Progressives love to shame the corporations for this shopping holiday, but what really makes Black Friday exist is the greed of the consumer. If the consuming class of America felt that amazing deals offered on the day after Thanksgiving were immoral, they would subsequently stop participating. This would send a message to the retailers that undermining the values of Thanksgiving is not morally or financially viable. However, the “greed” of the consumer lingers on, which means Black Friday is here to stay. I say that is a good thing! There is nothing wrong with this definition of the word “greed.” The desire to “own stuff” fuels our economy; since people want stuff, this creates the demand to produce stuff; the demand to produce stuff creates the demand to work. Work creates the privilege of spending money, which starts the circle over again with the desire of “owning stuff.” Liberals will continue to whine about corporate profits, but when you ask people who struck a great deal on a 50’’ LCD TV, I am sure they will tell you they are just as satisfied as the corporation who sold it to them.

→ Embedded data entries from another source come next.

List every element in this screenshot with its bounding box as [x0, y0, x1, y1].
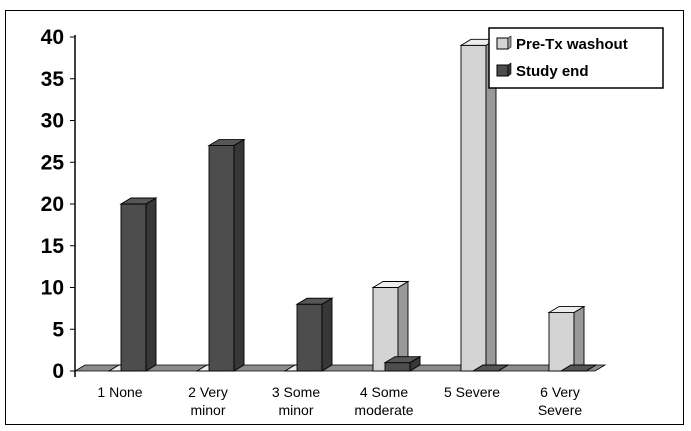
y-tick-label: 5 [52, 318, 64, 341]
bar-top [559, 364, 598, 372]
legend-swatch-side [507, 62, 512, 77]
y-tick-labels: 0 5 10 15 20 25 30 35 40 [41, 26, 75, 383]
legend-item: Pre-Tx washout [496, 35, 628, 53]
bar-side [145, 197, 157, 372]
bar-side [321, 297, 333, 372]
bar-top [119, 197, 158, 205]
bar [471, 364, 510, 372]
legend: Pre-Tx washout Study end [488, 27, 664, 89]
bar [383, 355, 422, 372]
y-tick-label: 35 [41, 68, 65, 91]
x-tick-label: 1 None [97, 384, 142, 400]
bar-side [485, 38, 497, 372]
bar [207, 138, 246, 372]
bar-top [207, 139, 246, 147]
y-tick-label: 15 [41, 235, 65, 258]
y-tick-label: 25 [41, 151, 65, 174]
x-tick-label: 6 Very Severe [538, 384, 583, 418]
bar [295, 297, 334, 372]
bar-front [384, 362, 411, 372]
bar-side [233, 138, 245, 372]
bar-top [295, 297, 334, 305]
bar-top [547, 306, 586, 313]
bar [119, 197, 158, 372]
legend-swatch [496, 37, 509, 50]
y-tick-label: 40 [41, 26, 64, 49]
bar-front [208, 145, 235, 372]
legend-item: Study end [496, 62, 589, 80]
bar-top [383, 356, 422, 364]
legend-swatch [496, 64, 509, 77]
legend-swatch-side [507, 35, 512, 50]
y-tick-label: 20 [41, 193, 64, 216]
legend-label: Study end [516, 63, 589, 80]
bar-top [471, 364, 510, 372]
bar-top [371, 281, 410, 288]
y-tick-label: 0 [52, 360, 64, 383]
legend-label: Pre-Tx washout [516, 36, 628, 53]
x-tick-label: 5 Severe [444, 384, 500, 400]
bar-front [548, 312, 575, 372]
x-tick-label: 2 Very minor [188, 384, 228, 418]
y-tick-label: 10 [41, 277, 64, 300]
x-tick-labels: 1 None 2 Very minor 3 Some minor 4 Some modera… [97, 384, 582, 418]
bar-front [120, 203, 147, 372]
bar-front [296, 303, 323, 372]
bars [107, 38, 598, 372]
bar [547, 305, 586, 372]
bar-front [460, 44, 487, 372]
legend-box [488, 27, 664, 89]
x-tick-label: 4 Some moderate [354, 384, 413, 418]
bar [559, 364, 598, 372]
y-tick-label: 30 [41, 110, 64, 133]
bar-side [573, 305, 585, 372]
bar [459, 38, 498, 372]
x-tick-label: 3 Some minor [272, 384, 320, 418]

As someone who works in retail as a second job, I understand that leaving the dinner table Thanksgiving Night to go to work is no fun. But work is work! Last Thanksgiving I clocked in at 9:30pm and worked with a 100+ degree fever. This year I worked over 12 hours on Black Friday at two separate jobs. I’ll admit that this wasn’t my ideal holiday weekend, but after seeing the hefty paycheck that it produced, I have no regrets. In fact, it will only make me work harder! Black Friday offers the opportunity to millions of Americans to purchase goods at low prices. Consumers find this to be a great thrill, as do the Corporations. You can say both are greedy, but what’s wrong with that? The consumers get what they want, the retailers get what they want, and the employees get paid, sometimes overtime. If the consumers don’t like it, they don’t have to participate. If the workers want to stay home for the weekend, they can quit. If both the consumers and employees felt that Black Friday was not worth it, the corporations would get the message and seize its Black Friday operations. So far, shoppers and workers have not done so, which tells me they find Black Friday acceptable. This cornucopia of economic activity is a great thing, why ruin it for everyone?

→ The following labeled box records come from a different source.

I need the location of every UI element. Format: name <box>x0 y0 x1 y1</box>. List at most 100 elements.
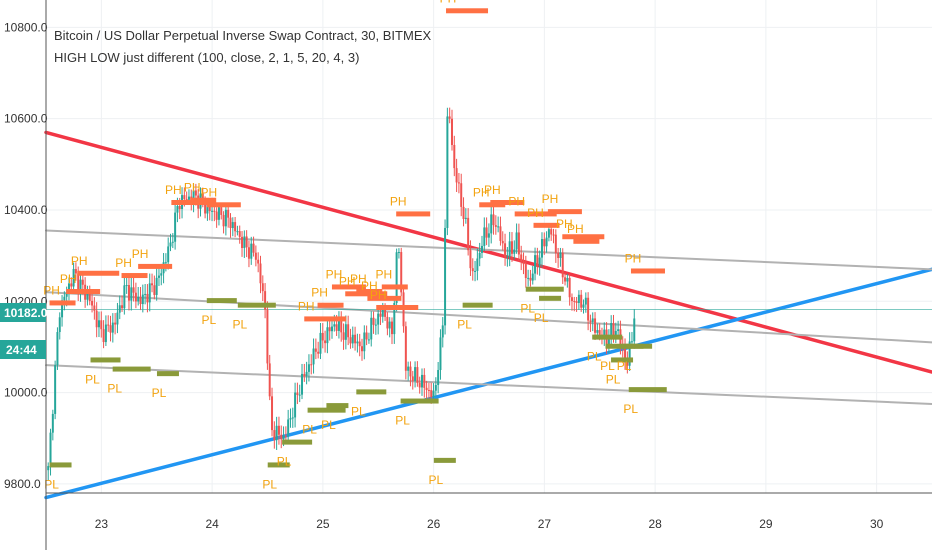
candle-body <box>160 273 163 276</box>
candle-body <box>591 318 594 322</box>
candle-body <box>425 387 428 390</box>
resistance-line <box>44 130 932 374</box>
candle-body <box>298 394 301 396</box>
pl-label: PL <box>152 386 167 400</box>
candle-body <box>409 366 412 377</box>
candle-body <box>79 279 82 292</box>
candle-body <box>139 297 142 305</box>
ph-marker <box>514 211 557 217</box>
candle-body <box>388 321 391 329</box>
candle-body <box>455 168 458 183</box>
candle-body <box>582 304 585 308</box>
pl-label: PL <box>428 473 443 487</box>
candle-body <box>384 308 387 317</box>
ph-marker <box>533 222 560 228</box>
candle-body <box>630 341 633 343</box>
candle-body <box>74 268 77 274</box>
candle-body <box>457 182 460 184</box>
candle-body <box>628 341 631 366</box>
candle-body <box>282 435 285 440</box>
pl-label: PL <box>606 372 621 386</box>
candle-body <box>522 261 525 265</box>
candle-body <box>280 434 283 440</box>
candle-body <box>351 334 354 344</box>
candle-body <box>317 351 320 354</box>
candle-body <box>109 325 112 333</box>
ph-label: PH <box>326 267 343 281</box>
y-tick-label: 10400.0 <box>4 203 48 217</box>
x-tick-label: 29 <box>759 517 773 531</box>
pl-label: PL <box>321 418 336 432</box>
last-price-value: 10182.0 <box>4 306 48 320</box>
candle-body <box>439 337 442 370</box>
ph-label: PH <box>60 272 77 286</box>
candle-body <box>77 273 80 292</box>
candle-body <box>577 294 580 303</box>
candle-body <box>575 301 578 303</box>
candle-body <box>536 255 539 266</box>
pl-marker <box>539 295 562 301</box>
candle-body <box>499 226 502 241</box>
candle-body <box>386 316 389 329</box>
pl-marker <box>156 371 179 377</box>
ph-marker <box>630 268 665 274</box>
candle-body <box>174 212 177 242</box>
candle-body <box>273 430 276 441</box>
ph-label: PH <box>542 192 559 206</box>
ph-label: PH <box>508 194 525 208</box>
x-tick-label: 28 <box>648 517 662 531</box>
candle-body <box>224 209 227 227</box>
candle-body <box>513 249 516 254</box>
candle-body <box>111 322 114 333</box>
indicator-label[interactable]: HIGH LOW just different (100, close, 2, … <box>54 50 359 65</box>
pl-marker <box>307 407 346 413</box>
ph-label: PH <box>311 286 328 300</box>
candle-body <box>72 268 75 287</box>
candle-body <box>169 242 172 247</box>
candle-body <box>125 285 128 287</box>
candle-body <box>127 285 130 301</box>
pl-marker <box>326 403 349 409</box>
ph-label: PH <box>43 283 60 297</box>
ph-label: PH <box>165 183 182 197</box>
candle-body <box>217 207 220 220</box>
candle-body <box>337 320 340 331</box>
candle-body <box>157 275 160 278</box>
candle-body <box>70 283 73 287</box>
candle-body <box>268 363 271 397</box>
candle-body <box>497 226 500 228</box>
pl-marker <box>206 298 237 304</box>
ph-marker <box>77 270 120 276</box>
pl-marker <box>90 357 121 363</box>
candle-body <box>626 360 629 366</box>
candle-body <box>587 297 590 321</box>
candle-body <box>236 231 239 233</box>
candle-body <box>171 241 174 243</box>
candle-body <box>573 300 576 302</box>
candle-body <box>102 329 105 343</box>
ph-marker <box>573 238 600 244</box>
candle-body <box>566 277 569 282</box>
pl-marker <box>462 302 493 308</box>
candle-body <box>614 330 617 338</box>
candle-body <box>275 425 278 441</box>
ph-marker <box>396 211 431 217</box>
candle-body <box>612 323 615 338</box>
pl-marker <box>112 366 151 372</box>
candle-body <box>303 373 306 377</box>
candle-body <box>540 239 543 258</box>
candle-body <box>58 317 61 333</box>
candle-body <box>400 252 403 293</box>
candle-body <box>194 190 197 196</box>
grid <box>46 0 932 493</box>
candle-body <box>492 214 495 226</box>
pl-label: PL <box>277 455 292 469</box>
candle-body <box>91 300 94 306</box>
ph-marker <box>490 200 525 206</box>
candle-body <box>211 210 214 212</box>
candle-body <box>187 196 190 200</box>
candle-body <box>183 195 186 200</box>
candle-body <box>504 243 507 257</box>
candle-body <box>580 294 583 308</box>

The desire to create a Utopian society where greed doesn’t exist is absurd. Greed is in our DNA, and cannot be usurped. To outlaw Black Friday deals would be incredibly counter-intuitive, as are most legal initiatives such as gun control. Why ban such an economically productive idea such as Black Friday? If both consumers and producers are happy, what is the problem? If you would like to live in a place where the want for material goods does not exist, than I suggest you leave this planet, because such a place is impossible to find. Unbridled capitalism is the system that makes the best use of the inherent human characteristic of greed. Greed will not be ousted, so anyway we can take greed and make it mutually beneficial is the best way. You might not like Black Friday, but the millions of people who participate in it every year sure do, which tells me that it is good thing for the common man.